Jakarta, JurnalBabel.com – Anggota Komisi IX DPR, Ashabul Kahfi, mendesak aplikator ojek online (Ojol) perlu segera merespons secara serius dan terbuka terhadap tuntutan para mitra pengemudi.
Menurutnya, apa yang disuarakan oleh para driver Ojol bukan semata-mata soal tarif atau bonus, tetapi menyangkut keadilan dalam relasi kerja digital.
“Dalam konteks ini, saya melihat pentingnya penegakan prinsip perlindungan pekerja dalam ekosistem ekonomi digital. Kita tak boleh menutup mata bahwa para pengemudi adalah tulang punggung utama dalam layanan aplikasi transportasi, tetapi sering kali tidak mendapatkan posisi tawar yang adil,” kata Ashabul Kahfi dalam keterangannya, Senin (21/7/2025).
Sebelumnya, sebanyak 1.632 personel polisi dikerahkan untuk mengamankan pelaksanaan demonstrasi kelompok ojek online (ojol) di sekitar Istana Merdeka, Jakarta, hari ini.
Mereka memiliki 5 tuntutan dalam aksi demo ini sebagai berikut:
- Mendesak DPR mengesahkan UU khusus transportasi online.
- Penurunan potongan komisi aplikator menjadi 10%.
- Penetapan tarif layanan pengantaran oleh Kominfo dan Kementerian Digital.
- Audit menyeluruh terhadap operasional aplikator.
- Penghapusan sistem membership yang dinilai merugikan.
Ashabul menjelaskan maksud dari tidak mendapatkan posisi tawar yang adil. Ketika algoritma yang tidak transparan, skema insentif yang terus berubah, dan beban kerja meningkat, sementara perlindungan sosial dan jaminan kerja minim, maka sangat wajar jika terjadi keresahan seperti hari ini.
“Karena itu, saya mendesak pihak aplikator untuk segera duduk bersama perwakilan pengemudi dan menyepakati langkah konkrit, bukan sekadar pernyataan normatif,” ujarnya.
Politisi PAN ini pun meminta Pemerintah perlu hadir secara aktif dalam proses ini, termasuk dengan meninjau regulasi yang belum cukup adaptif terhadap model kerja baru berbasis platform.

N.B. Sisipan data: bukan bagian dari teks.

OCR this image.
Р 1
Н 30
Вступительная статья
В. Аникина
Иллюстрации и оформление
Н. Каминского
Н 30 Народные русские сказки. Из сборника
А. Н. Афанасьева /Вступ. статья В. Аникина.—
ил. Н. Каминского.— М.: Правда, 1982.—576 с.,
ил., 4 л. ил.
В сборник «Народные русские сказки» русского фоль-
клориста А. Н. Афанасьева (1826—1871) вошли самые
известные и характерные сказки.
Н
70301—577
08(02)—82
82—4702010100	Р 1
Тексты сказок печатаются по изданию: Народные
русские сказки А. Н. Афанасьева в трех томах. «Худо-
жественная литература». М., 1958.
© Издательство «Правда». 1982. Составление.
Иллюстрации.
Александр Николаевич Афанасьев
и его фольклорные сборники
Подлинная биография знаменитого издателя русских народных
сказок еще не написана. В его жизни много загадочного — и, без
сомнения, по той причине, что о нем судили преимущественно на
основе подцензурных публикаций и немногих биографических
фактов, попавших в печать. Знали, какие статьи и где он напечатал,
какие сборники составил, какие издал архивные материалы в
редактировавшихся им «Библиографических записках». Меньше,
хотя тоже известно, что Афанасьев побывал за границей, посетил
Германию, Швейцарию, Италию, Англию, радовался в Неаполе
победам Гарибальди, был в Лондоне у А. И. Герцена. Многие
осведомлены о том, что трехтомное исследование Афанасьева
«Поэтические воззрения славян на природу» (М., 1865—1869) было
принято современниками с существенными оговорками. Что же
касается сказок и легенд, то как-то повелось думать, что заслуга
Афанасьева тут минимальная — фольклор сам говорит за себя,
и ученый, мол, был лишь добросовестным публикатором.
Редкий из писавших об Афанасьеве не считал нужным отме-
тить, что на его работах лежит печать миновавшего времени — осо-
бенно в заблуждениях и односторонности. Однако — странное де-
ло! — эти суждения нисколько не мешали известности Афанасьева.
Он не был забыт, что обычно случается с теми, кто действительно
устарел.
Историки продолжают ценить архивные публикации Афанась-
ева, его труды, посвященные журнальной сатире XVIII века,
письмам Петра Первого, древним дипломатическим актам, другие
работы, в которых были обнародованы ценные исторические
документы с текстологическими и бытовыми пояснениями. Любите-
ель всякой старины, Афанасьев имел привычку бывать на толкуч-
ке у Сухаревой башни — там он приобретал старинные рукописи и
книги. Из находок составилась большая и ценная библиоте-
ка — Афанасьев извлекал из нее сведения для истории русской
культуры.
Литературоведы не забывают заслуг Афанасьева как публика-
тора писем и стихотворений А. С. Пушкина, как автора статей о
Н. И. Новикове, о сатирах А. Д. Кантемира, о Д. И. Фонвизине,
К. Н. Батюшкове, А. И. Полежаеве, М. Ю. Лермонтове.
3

‘Komisi IX DPR RI siap memfasilitasi dialog tripartit antara pengemudi, aplikator, dan pemerintah guna mencari solusi yang adil, berkelanjutan, dan saling menguntungkan,” katanya.
Pihaknya juga mendorong percepatan pengesahan regulasi perlindungan pekerja sektor informal digital, termasuk jaminan sosial, standar minimum kerja, dan transparansi algoritma.
“Ini bukan soal menentang kemajuan teknologi, tapi soal memastikan manusia tetap menjadi pusat dalam inovasi digital,” pungkas legislator asal dapil Sulawesi Selatan ini.